Why Consider Entrepreneurship Through Acquisition?
If you’re considering acquisition as an alternative to starting your own company, you need clearly defined goals from the start. It’s not a snap decision – here’s an outline of the advantages of this path.
A Safer Way to Grow Your Portfolio
If you’re anything like me, your mind is constantly firing off new ideas for profitable enterprises.
I’ll always test a new idea as a founder. Depending on the type of business, you don’t always have to invest a small fortune to find out if an idea will be popular. Many of these ideas turn into small-scale, profitable enterprises – it’s hugely rewarding.
However, transitioning these businesses into lucrative companies with 6, 7, or 8-figure revenues is the real challenge. This process typically takes a lot more time, effort, and investment. Not every good idea is scalable to this degree.
And this is fine. But I want those higher-earning businesses in my portfolio. And that’s where ETA is infinitely more reliable and less risky than relying purely on businesses you’ve founded yourself.
Acquiring businesses that complement your own startups is also a great way to find contacts and opportunities to grow your existing portfolio, and vice versa. It gives you a safer route into operating higher-value enterprises and vastly greater earning potential than sticking strictly to the founder route.
You Have a Huge Range of Industries to Choose From
Let’s take an example here – if your qualifications don’t include HVAC installation and maintenance, you’re unlikely to start an HVAC business from scratch.
There are numerous industries like this that would make no sense to you as a founder but that make a lot of sense as an acquisition entrepreneur. Home services like HVAC, plumbing, and electrical maintenance are great examples.
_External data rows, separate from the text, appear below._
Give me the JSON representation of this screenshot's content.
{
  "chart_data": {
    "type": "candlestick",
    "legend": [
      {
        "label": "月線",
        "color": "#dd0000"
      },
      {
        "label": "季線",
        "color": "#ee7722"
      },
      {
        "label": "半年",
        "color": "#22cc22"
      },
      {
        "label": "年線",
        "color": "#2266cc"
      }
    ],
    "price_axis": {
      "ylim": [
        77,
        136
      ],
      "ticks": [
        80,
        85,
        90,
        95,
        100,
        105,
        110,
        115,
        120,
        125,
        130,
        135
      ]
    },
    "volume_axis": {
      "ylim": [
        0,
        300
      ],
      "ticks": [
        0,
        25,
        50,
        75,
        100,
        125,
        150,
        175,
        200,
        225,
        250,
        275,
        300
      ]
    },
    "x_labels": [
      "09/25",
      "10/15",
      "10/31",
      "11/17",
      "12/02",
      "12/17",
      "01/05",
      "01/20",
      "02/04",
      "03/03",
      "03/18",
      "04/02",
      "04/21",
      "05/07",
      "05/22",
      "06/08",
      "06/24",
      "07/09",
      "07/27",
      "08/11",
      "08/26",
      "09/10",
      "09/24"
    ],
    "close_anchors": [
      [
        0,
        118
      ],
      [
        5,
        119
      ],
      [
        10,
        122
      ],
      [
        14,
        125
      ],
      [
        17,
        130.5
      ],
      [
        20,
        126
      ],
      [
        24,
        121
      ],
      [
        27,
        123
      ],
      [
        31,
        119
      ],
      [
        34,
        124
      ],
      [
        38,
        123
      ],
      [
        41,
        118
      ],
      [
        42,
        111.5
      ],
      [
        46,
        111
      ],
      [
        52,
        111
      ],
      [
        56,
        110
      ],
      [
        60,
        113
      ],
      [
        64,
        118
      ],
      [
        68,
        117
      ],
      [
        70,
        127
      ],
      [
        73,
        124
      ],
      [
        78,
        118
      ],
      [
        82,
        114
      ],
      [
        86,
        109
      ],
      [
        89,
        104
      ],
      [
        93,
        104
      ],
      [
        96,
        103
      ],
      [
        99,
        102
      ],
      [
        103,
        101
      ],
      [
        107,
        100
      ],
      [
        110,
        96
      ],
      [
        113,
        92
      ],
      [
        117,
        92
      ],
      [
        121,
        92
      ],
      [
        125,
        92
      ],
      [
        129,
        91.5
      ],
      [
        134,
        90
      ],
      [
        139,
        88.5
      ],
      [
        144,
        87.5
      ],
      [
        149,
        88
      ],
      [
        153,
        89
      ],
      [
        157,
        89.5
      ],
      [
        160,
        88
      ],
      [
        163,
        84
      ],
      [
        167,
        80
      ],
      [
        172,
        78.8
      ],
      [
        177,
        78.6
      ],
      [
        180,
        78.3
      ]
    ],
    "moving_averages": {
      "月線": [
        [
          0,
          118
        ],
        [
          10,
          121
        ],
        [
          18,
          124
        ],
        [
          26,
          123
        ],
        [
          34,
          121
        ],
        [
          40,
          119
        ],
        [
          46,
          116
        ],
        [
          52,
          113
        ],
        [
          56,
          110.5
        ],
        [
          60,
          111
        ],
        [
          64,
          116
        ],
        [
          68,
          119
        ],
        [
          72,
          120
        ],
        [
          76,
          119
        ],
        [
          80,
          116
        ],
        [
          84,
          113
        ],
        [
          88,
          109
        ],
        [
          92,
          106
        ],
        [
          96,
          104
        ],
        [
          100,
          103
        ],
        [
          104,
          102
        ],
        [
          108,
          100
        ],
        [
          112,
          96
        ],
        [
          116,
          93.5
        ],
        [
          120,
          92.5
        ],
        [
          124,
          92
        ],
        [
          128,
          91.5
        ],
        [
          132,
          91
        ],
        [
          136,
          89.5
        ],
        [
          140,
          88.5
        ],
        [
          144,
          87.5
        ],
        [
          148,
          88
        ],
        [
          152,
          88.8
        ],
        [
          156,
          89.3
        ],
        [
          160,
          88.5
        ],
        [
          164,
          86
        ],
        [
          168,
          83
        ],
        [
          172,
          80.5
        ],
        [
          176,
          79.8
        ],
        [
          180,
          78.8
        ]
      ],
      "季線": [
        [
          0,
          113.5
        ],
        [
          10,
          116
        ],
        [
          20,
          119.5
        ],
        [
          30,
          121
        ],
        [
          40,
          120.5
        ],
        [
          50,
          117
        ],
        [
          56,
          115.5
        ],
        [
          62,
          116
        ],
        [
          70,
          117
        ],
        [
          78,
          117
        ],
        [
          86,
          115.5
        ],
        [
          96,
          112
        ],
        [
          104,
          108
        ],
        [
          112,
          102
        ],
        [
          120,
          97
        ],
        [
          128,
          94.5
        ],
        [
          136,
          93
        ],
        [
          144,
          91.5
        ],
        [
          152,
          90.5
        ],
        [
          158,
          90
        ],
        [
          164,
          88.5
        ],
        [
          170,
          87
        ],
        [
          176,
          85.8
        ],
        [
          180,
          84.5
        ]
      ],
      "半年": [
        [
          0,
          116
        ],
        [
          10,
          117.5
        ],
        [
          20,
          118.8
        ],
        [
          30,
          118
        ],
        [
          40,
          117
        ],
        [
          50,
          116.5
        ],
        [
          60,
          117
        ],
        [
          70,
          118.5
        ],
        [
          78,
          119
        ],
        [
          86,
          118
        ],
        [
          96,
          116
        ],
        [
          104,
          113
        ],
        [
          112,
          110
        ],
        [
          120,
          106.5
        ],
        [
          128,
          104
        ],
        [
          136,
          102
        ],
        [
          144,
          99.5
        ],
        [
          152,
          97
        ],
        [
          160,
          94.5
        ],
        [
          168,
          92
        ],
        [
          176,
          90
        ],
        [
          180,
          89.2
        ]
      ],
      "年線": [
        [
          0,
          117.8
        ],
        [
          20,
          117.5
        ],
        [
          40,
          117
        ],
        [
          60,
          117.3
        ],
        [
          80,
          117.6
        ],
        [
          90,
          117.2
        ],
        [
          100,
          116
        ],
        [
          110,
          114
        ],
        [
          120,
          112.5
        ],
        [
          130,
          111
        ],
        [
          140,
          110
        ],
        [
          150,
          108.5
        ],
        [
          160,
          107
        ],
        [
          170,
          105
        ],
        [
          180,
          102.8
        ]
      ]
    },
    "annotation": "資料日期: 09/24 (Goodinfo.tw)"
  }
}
These businesses often have steady revenue streams, experienced personnel, great infrastructure, and consistent demand. Banks love to support ventures for companies with dependable client bases, meaning you’re more likely to acquire funding.
When you consider ETA, you need to think outside the box. Fintech, SaaS, and all our usual trendy vehicles for entrepreneurship are still there – and there are some fantastic startups that just require an experienced hand to steer in the right direction.
Your first step as an acquisition entrepreneur should be to identify which industries have the highest rates of ETA success stories. The results may surprise you. The opportunities will delight you.
Funding is Easier to Acquire
I’m saying funding is easier to acquire – not “easy.” Anyone who has ever had to obtain funding from banks or government bodies, or tried to put together a search fund, knows that there’s always going to be a lot of time and effort invested here.
This is where it’s so valuable that you’re approaching a business as an auditor rather than a founder. Backers are much more likely to view your analysis of a company’s growth prospects as realistic when you’ve conducted impartial research, and you’re not coming to them as a founder with a big idea and limited resources.
Search funds are an increasingly popular method for ETA, especially among buyers with less to invest initially. SBA and bank loans are still considered the most reliable by many acquisition entrepreneurs who already have diverse portfolios and multiple income streams.
Getting Started in ETA
Your first priority is research – and lots of it.
ETA isn’t the “easy” route to business acquisition. But it’s arguably the safest.
It puts control back in your hands. Knowledge-based, evidence-backed decisions are a far more reliable route to financial and personal independence than throwing all your resources into founding a business.
And, of course, the two aren’t mutually exclusive. In many ways, they’re complimentary. As a successful acquisition entrepreneur, you’ll have far more resources and time to invest in your best ideas.